Ce que j’aime dans l’eau c’est que c’est souple
Jérôme Greiner, fidèle à sa volonté de publier dans sa revue des textes sans noms d’auteurs, nous souhaite une agréable baignade au milieu de jolies larves aux couleurs froides, des vits père et porcs épiques.
Preuve que nous n’aurons - avant de traverser notre fleuve dernier (Styx) - qu’avoir pu insuffisamment nous délecter dans les profondeurs aqueuses dont le silence est d’une félicité de velours.
Pas question de croire ou de sacrifier au mystère divin d’autant que l’eau, soit-elle bénite ou de Lourdes, n’engage en rien à notre transmutation future.
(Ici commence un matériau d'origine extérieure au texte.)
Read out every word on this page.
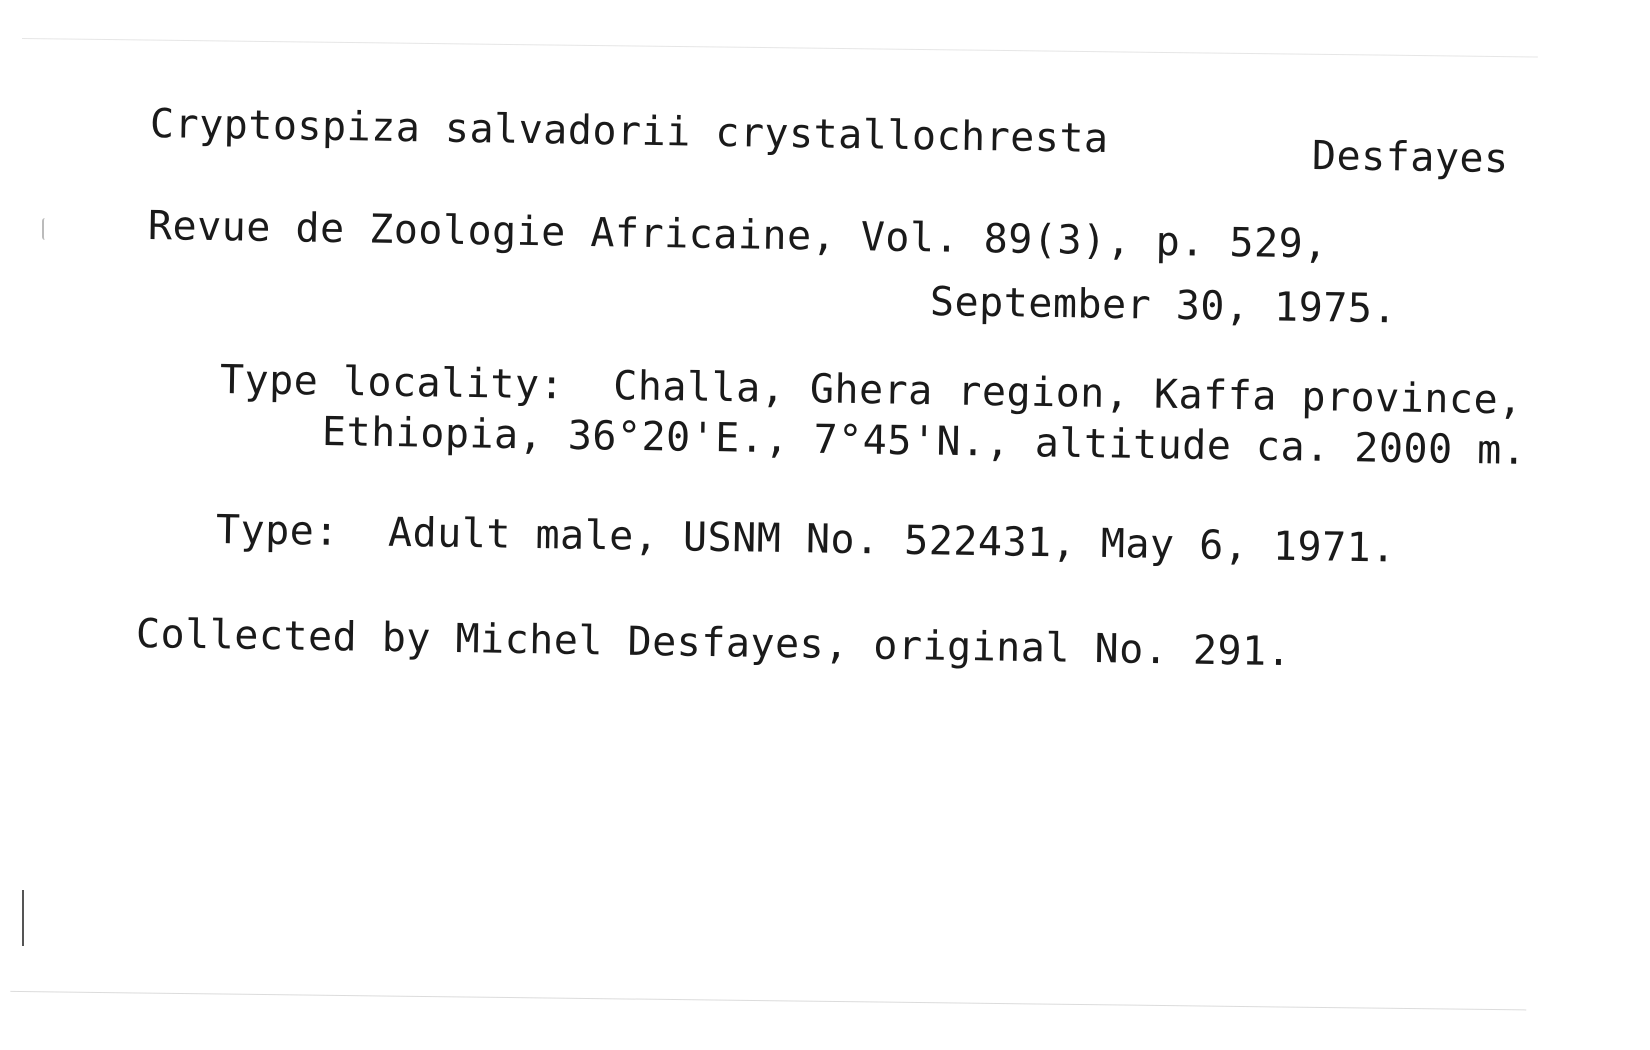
Cryptospiza salvadorii crystallochresta	Desfayes
Revue de Zoologie Africaine, Vol. 89(3), p. 529,
September 30, 1975.
Type locality:  Challa, Ghera region, Kaffa province,
Ethiopia, 36°20'E., 7°45'N., altitude ca. 2000 m.
Type:  Adult male, USNM No. 522431, May 6, 1971.
Collected by Michel Desfayes, original No. 291.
Bref, pas question de jeter l’eau de bains avec les vieux bébés que nous sommes (devenus). D’une certaine manière nous demeurons amniotiques…
Greiner et ses sbires prouvent superbement la splendeur de l’eau pour peu qu’elle ne soit non lourde mais souple. Elle demeure ici vivante en ses étendues diaphanes sur des surfaces imperméabilisées.
A travers histoires et variations (autour de Georges Bataille), l’eau “est” le monde et ses animaux même malades de la peste. Pour preuve, notre Terre est bleue — du moins pour un temps encore.
Le séjour en un tel marigot reste des plus jouissifs. Le lecteur batifole au milieu de bestioles qui frétillent parfois anormalement mais qu’importe. L’ensemble devient une ciné-cure où se trouvent ça et là des “come back” jamais traités en flash-back car les auteurs ne se livrent pas à cette commodité de la narration littéraire.
Elle se double ici d’artifices graphiques utiles à la consommation d’eau du commun des mortels lorsqu’ils osent, comme ici, dériver jusqu’à chérir l’amer.
jean-paul gavard-perret
Ouille n°3, Nous ne voulons pas l’au-delà ; nous voulons de l’eau d’ici, Editions Ouille, Condom, octobre 2020.